Ухо Вадима было вверху выщерблено, как бы вырвано кусачками. Он небрежно сообщил, что отморозил его на открытом, и Голиков кивнул, отлично понимая это «на открытом», помня, как в любую стужу, при любой «плотности» пурги в свете прожекторов, какие налаживал, наверно, и Вадим, кипели вокруг плотины бригады; каждый сантиметр дна очищался от плавунов, укреплялся и мертвым бетоном, и подвижными пластинами эластичного, устилался специальными «подушками», водогасителями; и все это ушло теперь от человеческого взора…
— Что на поверхности осталось? Гребешок плотники? — процедил Вадим и, растягивая по ленинградской манере слова, бросая неупотребимое на юге «сапог», «ни фига́», заметил, что станет здесь путешествовать на белоснежном теплоходе какой-нибудь мистер Твистер, будет щуриться через светофильтровые очки, зевать во всю пасть. Дескать, вода и небо, больше ни фига́.

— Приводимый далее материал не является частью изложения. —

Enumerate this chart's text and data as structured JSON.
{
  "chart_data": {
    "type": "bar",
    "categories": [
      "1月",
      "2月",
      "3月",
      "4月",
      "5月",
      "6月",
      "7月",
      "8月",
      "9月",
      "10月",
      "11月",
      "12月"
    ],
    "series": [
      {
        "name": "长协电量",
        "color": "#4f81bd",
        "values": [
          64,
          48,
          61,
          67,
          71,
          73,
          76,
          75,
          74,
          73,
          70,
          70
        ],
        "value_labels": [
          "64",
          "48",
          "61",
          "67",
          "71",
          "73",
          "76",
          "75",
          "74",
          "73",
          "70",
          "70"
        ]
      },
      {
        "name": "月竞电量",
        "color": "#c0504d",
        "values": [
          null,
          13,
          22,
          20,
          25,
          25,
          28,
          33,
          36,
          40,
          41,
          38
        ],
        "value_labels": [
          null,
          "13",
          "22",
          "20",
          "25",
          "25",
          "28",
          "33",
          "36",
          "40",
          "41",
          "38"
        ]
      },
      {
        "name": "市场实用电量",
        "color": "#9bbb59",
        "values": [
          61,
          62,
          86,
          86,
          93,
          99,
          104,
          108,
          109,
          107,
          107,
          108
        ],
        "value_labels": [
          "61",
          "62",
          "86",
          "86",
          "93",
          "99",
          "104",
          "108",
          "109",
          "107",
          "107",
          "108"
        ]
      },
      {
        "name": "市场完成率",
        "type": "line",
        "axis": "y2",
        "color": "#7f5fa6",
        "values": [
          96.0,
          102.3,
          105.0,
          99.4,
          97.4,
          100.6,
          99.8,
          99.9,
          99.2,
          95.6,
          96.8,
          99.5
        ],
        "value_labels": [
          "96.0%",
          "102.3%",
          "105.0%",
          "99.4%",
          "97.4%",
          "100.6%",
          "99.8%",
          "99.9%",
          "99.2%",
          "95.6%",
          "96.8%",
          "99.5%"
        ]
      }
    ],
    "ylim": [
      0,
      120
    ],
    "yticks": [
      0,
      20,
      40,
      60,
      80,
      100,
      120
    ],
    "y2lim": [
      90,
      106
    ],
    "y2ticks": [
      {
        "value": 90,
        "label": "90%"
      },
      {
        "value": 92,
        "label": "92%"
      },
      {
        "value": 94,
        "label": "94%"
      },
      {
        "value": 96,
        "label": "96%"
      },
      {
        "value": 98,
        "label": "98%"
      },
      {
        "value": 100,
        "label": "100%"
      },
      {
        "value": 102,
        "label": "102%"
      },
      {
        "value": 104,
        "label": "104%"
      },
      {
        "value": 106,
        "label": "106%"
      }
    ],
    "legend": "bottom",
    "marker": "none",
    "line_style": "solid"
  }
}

Голиков с удовольствием слушал Вадима, именующего плотину плотинкой, что было у молодых франтоватых специалистов особым стилем, от которого Голиков отстал, но который был для него своим.
Да, не увидят туристы ни подводного бетона, ни накопанной по трассам каналов земли, которую сложить бы воедино — и вознесся б конус вдесятеро выше Альп, порос бы лесами, заселился б джейранами; альпинисты в куртках-штормовках восходили б по откосам за облака!